2. Prepare great looking visualisations and plots
Whatever the tool, the most important point is visual representations of data should tell a story.
3. Correlation and simple linear regression analyses
Finding associations between things, establishing cause and effect. These lie at the heart of statistical analysis. It’s easy to calculate correlation coefficients or build regression models with any stats package. The harder bit is understanding the theory and assumptions underpinning them.
4. Cluster analysis
Customer segmentations are a useful way to improve targeted marketing. There are lots of tools and agencies out there (including DS Analytics!) that can build complex segmentations, using third party data sources and intricate algorithms. But you can get a long way with simple k-means cluster analysis. Base R comes with a kmeans() function to do just that.
5. Cleaning messy data
Data processing / wrangling / munging is the process of converting data from a raw messy state to a clean usable structure. This could be a one off job in Excel using pivot tables and the INDEX() MATCH() functions, or more automated procedures using python’s pandas library. The key skills needed are a) handling different data types (strings, dates, integers etc.), b) handling missing values and c) joining data sets. R’s dplyr and tidyr packages are great for data wrangling.
6. Benchmarking / creating indices
7. Significance testing / Z-tests and A/B testing
A/B testing is where you you compare a treatment group (B), who’ve experienced some intervention, for example a new website feature, with a control group (A), who have not. The core assumption is that without the intervention, B would see the same results as A. A significant difference between the two indicates the intervention had some effect. The actual testing part is easy (a good old GCSE stats z-test will probably do). What’s harder is choosing the groups and ensuring assumptions are satisfied.

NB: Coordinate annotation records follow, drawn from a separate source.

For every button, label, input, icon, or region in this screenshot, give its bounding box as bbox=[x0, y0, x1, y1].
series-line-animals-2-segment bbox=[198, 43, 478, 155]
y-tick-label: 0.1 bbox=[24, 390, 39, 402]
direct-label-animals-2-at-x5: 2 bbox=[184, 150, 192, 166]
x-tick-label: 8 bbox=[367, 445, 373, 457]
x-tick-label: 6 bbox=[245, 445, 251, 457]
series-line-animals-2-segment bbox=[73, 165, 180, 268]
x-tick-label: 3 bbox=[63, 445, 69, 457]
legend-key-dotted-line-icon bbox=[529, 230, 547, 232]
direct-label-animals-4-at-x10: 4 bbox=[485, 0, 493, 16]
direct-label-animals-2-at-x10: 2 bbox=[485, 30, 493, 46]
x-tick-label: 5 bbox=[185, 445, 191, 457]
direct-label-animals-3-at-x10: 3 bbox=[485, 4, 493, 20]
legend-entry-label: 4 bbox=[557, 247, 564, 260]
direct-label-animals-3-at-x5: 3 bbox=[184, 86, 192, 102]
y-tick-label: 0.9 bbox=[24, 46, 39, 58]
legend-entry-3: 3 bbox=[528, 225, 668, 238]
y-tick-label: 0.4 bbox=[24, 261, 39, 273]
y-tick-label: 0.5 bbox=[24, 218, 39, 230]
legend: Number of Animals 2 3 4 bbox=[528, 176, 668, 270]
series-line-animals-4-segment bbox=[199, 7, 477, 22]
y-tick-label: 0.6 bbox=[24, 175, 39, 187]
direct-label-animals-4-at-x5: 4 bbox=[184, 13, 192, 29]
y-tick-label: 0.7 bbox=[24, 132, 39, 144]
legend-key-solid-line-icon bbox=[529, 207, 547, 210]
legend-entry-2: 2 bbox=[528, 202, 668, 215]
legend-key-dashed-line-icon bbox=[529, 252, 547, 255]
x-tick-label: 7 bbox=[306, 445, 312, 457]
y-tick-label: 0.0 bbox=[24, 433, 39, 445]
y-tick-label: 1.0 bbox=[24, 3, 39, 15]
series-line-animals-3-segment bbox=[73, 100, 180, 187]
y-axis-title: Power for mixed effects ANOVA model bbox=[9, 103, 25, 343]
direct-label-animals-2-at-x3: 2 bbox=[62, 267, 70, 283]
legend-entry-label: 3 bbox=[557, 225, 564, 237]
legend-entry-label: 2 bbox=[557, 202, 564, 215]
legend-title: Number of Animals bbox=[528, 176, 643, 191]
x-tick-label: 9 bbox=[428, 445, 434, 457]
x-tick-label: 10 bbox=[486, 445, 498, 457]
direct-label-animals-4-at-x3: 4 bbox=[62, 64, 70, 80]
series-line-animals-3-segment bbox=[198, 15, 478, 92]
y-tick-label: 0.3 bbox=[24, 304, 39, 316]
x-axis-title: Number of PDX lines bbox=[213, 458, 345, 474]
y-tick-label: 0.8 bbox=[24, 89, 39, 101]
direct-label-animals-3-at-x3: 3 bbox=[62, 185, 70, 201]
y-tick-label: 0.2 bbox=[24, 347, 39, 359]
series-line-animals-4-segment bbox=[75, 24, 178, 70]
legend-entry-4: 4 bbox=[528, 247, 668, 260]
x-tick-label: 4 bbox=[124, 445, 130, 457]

8. Survey response analysis
Qualitative business intelligence teams often commission surveys. These typically aim to collect data on a group’s stated preferences and opinions, where revealed preferences in behavioural data are not available. The depth and intricacy of the analysis will depend on the business questions and quantity of data available. At its simplest this could be building contingency tables and testing for independence across cells using a chi-sq test (chisq.test() function in R). More involved analyses might include log-linear regression modelling and visualisations, e.g. a dendrogram.

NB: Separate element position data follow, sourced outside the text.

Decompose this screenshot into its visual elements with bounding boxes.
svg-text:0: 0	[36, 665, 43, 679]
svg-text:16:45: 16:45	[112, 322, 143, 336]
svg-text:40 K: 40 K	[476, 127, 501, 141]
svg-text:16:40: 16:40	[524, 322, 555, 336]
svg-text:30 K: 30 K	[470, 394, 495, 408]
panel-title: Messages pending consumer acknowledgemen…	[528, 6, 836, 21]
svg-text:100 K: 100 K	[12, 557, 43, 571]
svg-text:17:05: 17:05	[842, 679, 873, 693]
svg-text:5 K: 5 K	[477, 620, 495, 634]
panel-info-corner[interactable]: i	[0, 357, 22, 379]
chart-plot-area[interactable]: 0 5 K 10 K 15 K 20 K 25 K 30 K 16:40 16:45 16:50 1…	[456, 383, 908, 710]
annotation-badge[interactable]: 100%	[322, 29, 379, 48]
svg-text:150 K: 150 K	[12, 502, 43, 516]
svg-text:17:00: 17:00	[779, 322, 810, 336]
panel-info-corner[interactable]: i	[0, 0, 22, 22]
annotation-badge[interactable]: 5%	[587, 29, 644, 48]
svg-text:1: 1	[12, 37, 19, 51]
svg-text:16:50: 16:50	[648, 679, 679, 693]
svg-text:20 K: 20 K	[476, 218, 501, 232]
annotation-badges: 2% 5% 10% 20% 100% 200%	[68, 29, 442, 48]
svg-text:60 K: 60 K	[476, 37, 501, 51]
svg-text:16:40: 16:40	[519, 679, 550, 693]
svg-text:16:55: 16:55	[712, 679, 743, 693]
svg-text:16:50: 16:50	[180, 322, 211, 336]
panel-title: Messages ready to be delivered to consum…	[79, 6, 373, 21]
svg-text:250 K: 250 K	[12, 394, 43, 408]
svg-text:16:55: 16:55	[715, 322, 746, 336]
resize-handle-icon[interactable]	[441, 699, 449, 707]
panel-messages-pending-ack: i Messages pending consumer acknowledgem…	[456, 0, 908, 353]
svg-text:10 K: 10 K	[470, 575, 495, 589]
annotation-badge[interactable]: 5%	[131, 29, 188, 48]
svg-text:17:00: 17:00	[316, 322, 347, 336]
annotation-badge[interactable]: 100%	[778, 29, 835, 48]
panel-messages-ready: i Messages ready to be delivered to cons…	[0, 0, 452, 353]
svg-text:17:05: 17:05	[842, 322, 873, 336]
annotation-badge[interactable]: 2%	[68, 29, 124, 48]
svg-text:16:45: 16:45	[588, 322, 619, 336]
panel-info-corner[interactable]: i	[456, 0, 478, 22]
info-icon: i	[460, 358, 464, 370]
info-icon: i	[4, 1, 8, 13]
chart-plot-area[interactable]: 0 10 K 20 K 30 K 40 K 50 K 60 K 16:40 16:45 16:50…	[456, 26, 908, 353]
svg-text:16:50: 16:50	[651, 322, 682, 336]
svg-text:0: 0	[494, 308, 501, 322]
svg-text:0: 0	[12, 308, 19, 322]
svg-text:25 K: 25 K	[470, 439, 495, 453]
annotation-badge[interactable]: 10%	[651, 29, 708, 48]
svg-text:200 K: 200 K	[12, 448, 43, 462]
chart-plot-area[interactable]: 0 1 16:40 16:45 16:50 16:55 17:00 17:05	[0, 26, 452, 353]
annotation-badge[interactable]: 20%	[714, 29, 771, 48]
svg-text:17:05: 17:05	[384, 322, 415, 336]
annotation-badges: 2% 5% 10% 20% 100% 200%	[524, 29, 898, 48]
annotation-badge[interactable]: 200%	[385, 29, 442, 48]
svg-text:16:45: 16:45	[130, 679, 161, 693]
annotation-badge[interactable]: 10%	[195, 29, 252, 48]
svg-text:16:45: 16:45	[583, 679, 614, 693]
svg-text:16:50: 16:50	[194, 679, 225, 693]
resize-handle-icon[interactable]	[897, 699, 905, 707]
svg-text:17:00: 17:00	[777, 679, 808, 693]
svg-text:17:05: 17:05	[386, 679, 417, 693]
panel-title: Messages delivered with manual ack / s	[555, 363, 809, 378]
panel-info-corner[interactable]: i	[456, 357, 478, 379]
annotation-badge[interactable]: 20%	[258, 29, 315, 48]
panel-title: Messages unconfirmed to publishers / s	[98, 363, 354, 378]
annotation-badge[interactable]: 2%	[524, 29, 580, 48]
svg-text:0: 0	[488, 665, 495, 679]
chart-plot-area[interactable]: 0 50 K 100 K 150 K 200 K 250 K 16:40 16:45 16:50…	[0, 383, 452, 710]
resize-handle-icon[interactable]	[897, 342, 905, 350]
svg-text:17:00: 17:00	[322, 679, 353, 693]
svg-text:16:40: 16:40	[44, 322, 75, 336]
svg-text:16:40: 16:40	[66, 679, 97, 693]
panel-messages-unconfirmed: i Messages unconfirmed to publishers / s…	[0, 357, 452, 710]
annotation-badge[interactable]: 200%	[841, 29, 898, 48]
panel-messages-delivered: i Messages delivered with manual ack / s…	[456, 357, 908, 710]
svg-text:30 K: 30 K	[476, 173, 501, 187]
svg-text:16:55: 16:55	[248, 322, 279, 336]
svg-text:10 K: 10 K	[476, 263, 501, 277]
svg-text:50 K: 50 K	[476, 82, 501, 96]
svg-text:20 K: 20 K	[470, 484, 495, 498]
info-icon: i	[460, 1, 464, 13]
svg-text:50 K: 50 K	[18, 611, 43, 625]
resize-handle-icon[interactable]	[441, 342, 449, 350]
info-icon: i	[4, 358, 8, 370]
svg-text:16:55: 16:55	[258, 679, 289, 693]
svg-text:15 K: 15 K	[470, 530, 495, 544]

9. Time series analysis and forecasting
Time series decomposition and forecasting are essential tools for business statistics. The stl() function in R allows you to decompose a time series into its seasonal, trend and noise components. KPI and cost forecasts can help decision makers plan inventory and resource allocation. The forecast package comes with a suite of forecasting functions. More recently, the bsts package provides for more complex bayesian structural time series models and dynamic regressions.
10. Optimisation / operational research
‘What should our Q2 price schedule look like?’, ‘What is the optimal way to allocate marketing budget across the year?’. To answer these types of questions we need to use methods in operational research. This means setting up a mathematical model that describes the business operation, estimating model parameters then using the model to understand how inputs affect outputs. Often it’s best to move away from your laptop with a pen and paper and draw out the system first. How the parameters are estimated will depend on the situation. It could be you’ve got data available to parameterise the model, or you might just use common sense (or combine the two with a Bayesian treatment). The optimisation stage might involve simple calculus or a computer simulation.